Hence where the name bone china comes from, and without this ash component, china is not really 'bone' china. It is also usually more expensive than other china, and this is justified by the processes and labour involved in its making.
A piece of bone china contains at least 25% of bone ash, and this compound not only adds strength and white color to the china, but also makes it translucent. Not totally transparent, but enough for the light to pass through it.
Generally, bone china is registered and its trademark and pattern can be found under each piece. However, over time these can become difficult to read, and it's always good to know you can quickly verify its authenticity.
If you hold up any piece of bone china up to a light and place your hand behind it, you should be able to see your fingers through it. It also has a certain clear ring, if you 'flick' the edge of a cup.

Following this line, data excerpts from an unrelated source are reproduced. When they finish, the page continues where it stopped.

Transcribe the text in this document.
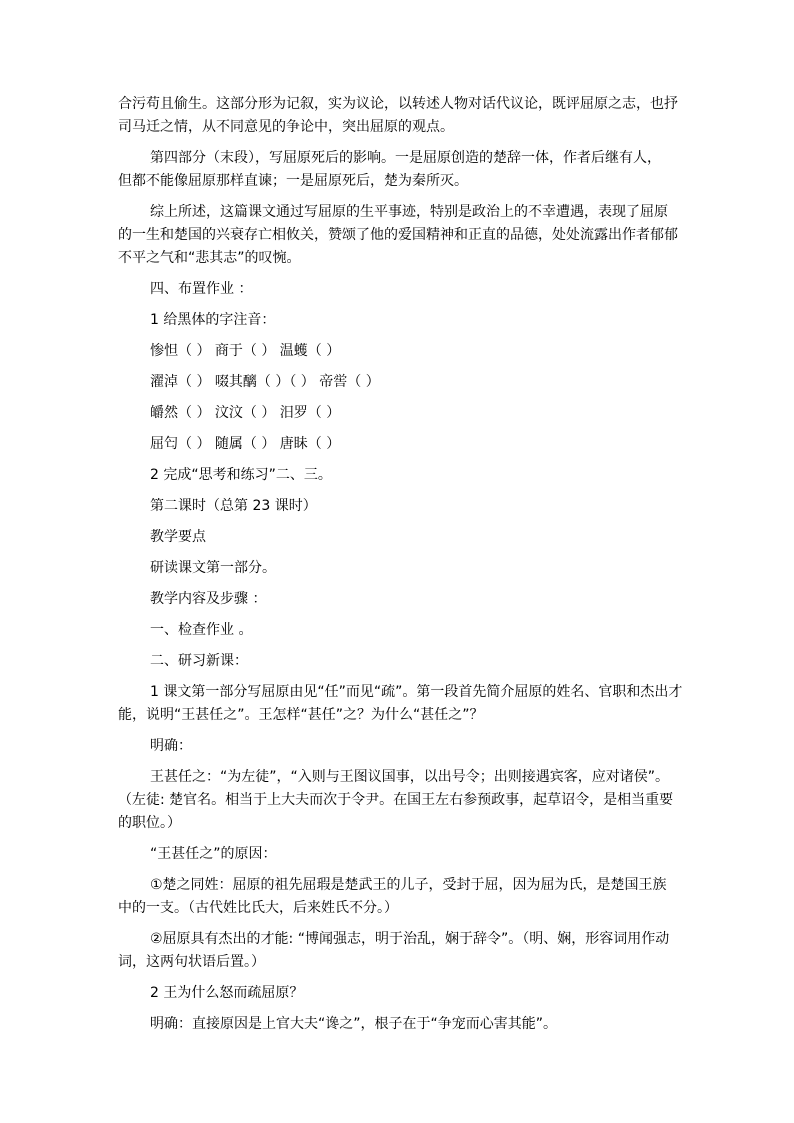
合污苟且偷生。这部分形为记叙，实为议论，以转述人物对话代议论，既评屈原之志，也抒
司马迁之情，从不同意见的争论中，突出屈原的观点。
第四部分（末段），写屈原死后的影响。一是屈原创造的楚辞一体，作者后继有人，
但都不能像屈原那样直谏；一是屈原死后，楚为秦所灭。
综上所述，这篇课文通过写屈原的生平事迹，特别是政治上的不幸遭遇，表现了屈原
的一生和楚国的兴衰存亡相攸关，赞颂了他的爱国精神和正直的品德，处处流露出作者郁郁
不平之气和“悲其志”的叹惋。
四、布置作业 ：
1 给黑体的字注音：
惨怛（ ） 商于（ ） 温蠖（ ）
濯淖（ ） 啜其醨（ ）（ ） 帝喾（ ）
皭然（ ） 汶汶（ ） 汨罗（ ）
屈匄（ ） 随属（ ） 唐眛（ ）
2 完成“思考和练习”二、三。
第二课时（总第 23 课时）
教学要点
研读课文第一部分。
教学内容及步骤 ：
一、检查作业 。
二、研习新课：
1 课文第一部分写屈原由见“任”而见“疏”。第一段首先简介屈原的姓名、官职和杰出才
能，说明“王甚任之”。王怎样“甚任”之？为什么“甚任之”？
明确：
王甚任之：“为左徒”，“入则与王图议国事，以出号令；出则接遇宾客，应对诸侯”。
（左徒: 楚官名。相当于上大夫而次于令尹。在国王左右参预政事，起草诏令，是相当重要
的职位。）
“王甚任之”的原因：
①楚之同姓：屈原的祖先屈瑕是楚武王的儿子，受封于屈，因为屈为氏，是楚国王族
中的一支。（古代姓比氏大，后来姓氏不分。）
②屈原具有杰出的才能: “博闻强志，明于治乱，娴于辞令”。（明、娴，形容词用作动
词，这两句状语后置。）
2 王为什么怒而疏屈原？
明确：直接原因是上官大夫“谗之”，根子在于“争宠而心害其能”。
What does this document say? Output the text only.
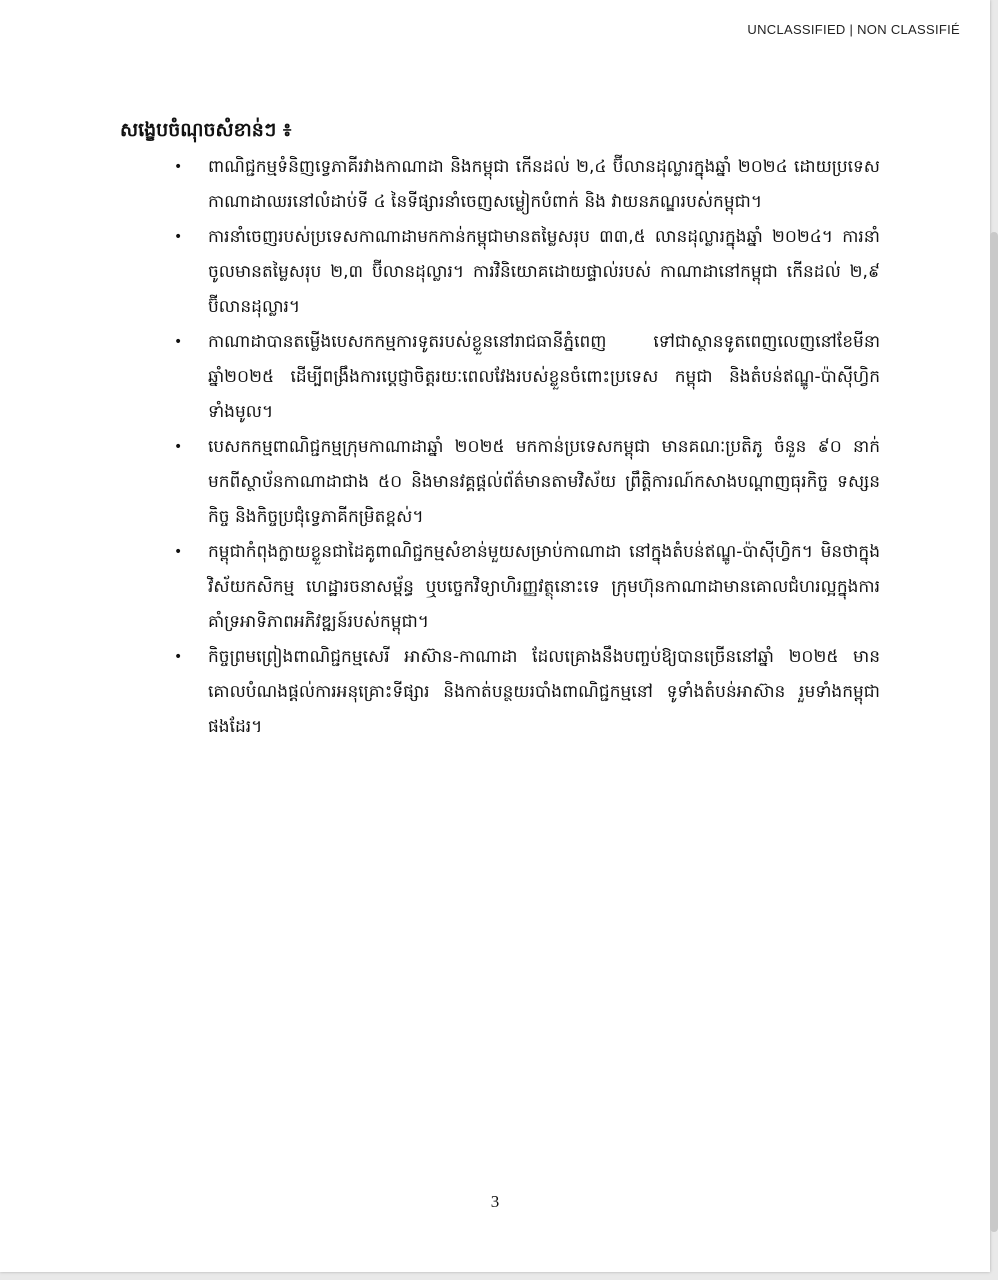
UNCLASSIFIED | NON CLASSIFIÉ
សង្ខេបចំណុចសំខាន់ៗ ៖
• ពាណិជ្ជកម្មទំនិញទ្វេភាគីរវាងកាណាដា និងកម្ពុជា កើនដល់ ២,៤ ប៊ីលានដុល្លារក្នុងឆ្នាំ ២០២៤ ដោយប្រទេសកាណាដាឈរនៅលំដាប់ទី ៤ នៃទីផ្សារនាំចេញសម្លៀកបំពាក់ និង វាយនភណ្ឌរបស់កម្ពុជា។
• ការនាំចេញរបស់ប្រទេសកាណាដាមកកាន់កម្ពុជាមានតម្លៃសរុប ៣៣,៥ លានដុល្លារក្នុងឆ្នាំ ២០២៤។ ការនាំចូលមានតម្លៃសរុប ២,៣ ប៊ីលានដុល្លារ។ ការវិនិយោគដោយផ្ទាល់របស់ កាណាដានៅកម្ពុជា កើនដល់ ២,៩ ប៊ីលានដុល្លារ។
• កាណាដាបានតម្លើងបេសកកម្មការទូតរបស់ខ្លួននៅរាជធានីភ្នំពេញ ទៅជាស្ថានទូតពេញលេញនៅខែមីនា ឆ្នាំ២០២៥ ដើម្បីពង្រឹងការប្តេជ្ញាចិត្តរយៈពេលវែងរបស់ខ្លួនចំពោះប្រទេស កម្ពុជា និងតំបន់ឥណ្ឌូ-ប៉ាស៊ីហ្វិកទាំងមូល។
• បេសកកម្មពាណិជ្ជកម្មក្រុមកាណាដាឆ្នាំ ២០២៥ មកកាន់ប្រទេសកម្ពុជា មានគណៈប្រតិភូ ចំនួន ៩០ នាក់ មកពីស្ថាប័នកាណាដាជាង ៥០ និងមានវគ្គផ្តល់ព័ត៌មានតាមវិស័យ ព្រឹត្តិការណ៍កសាងបណ្តាញធុរកិច្ច ទស្សនកិច្ច និងកិច្ចប្រជុំទ្វេភាគីកម្រិតខ្ពស់។
• កម្ពុជាកំពុងក្លាយខ្លួនជាដៃគូពាណិជ្ជកម្មសំខាន់មួយសម្រាប់កាណាដា នៅក្នុងតំបន់ឥណ្ឌូ-ប៉ាស៊ីហ្វិក។ មិនថាក្នុងវិស័យកសិកម្ម ហេដ្ឋារចនាសម្ព័ន្ធ ឬបច្ចេកវិទ្យាហិរញ្ញវត្ថុនោះទេ ក្រុមហ៊ុនកាណាដាមានគោលជំហរល្អក្នុងការគាំទ្រអាទិភាពអភិវឌ្ឍន៍របស់កម្ពុជា។
• កិច្ចព្រមព្រៀងពាណិជ្ជកម្មសេរី អាស៊ាន-កាណាដា ដែលគ្រោងនឹងបញ្ចប់ឱ្យបានច្រើននៅឆ្នាំ ២០២៥ មានគោលបំណងផ្តល់ការអនុគ្រោះទីផ្សារ និងកាត់បន្ថយរបាំងពាណិជ្ជកម្មនៅ ទូទាំងតំបន់អាស៊ាន រួមទាំងកម្ពុជាផងដែរ។
3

However, identifying this sound does take practice.
Bone china is stronger than it appears, but care should still be taken when handling these dishes. Some newer pieces may be marked 'dishwasher safe', but I recommend always handwashing with a mild soap.
Dishwasher detergents are very harsh and over time will fade the pattern on your good dishes. There is also a possibility of these becoming chipped from rattling against other dishes during the dishwashing process.
Many bone china patterns have gold or metallic trims and bands, and these should never be placed in a microwave.
Bone china has lasted through generations and are beautiful heirloom pieces to hand down to the next one. But don't be afraid to use it, it is made to be enjoyed. In fact, tea and coffee tastes the best in bone china cups. I can attest to that - try it!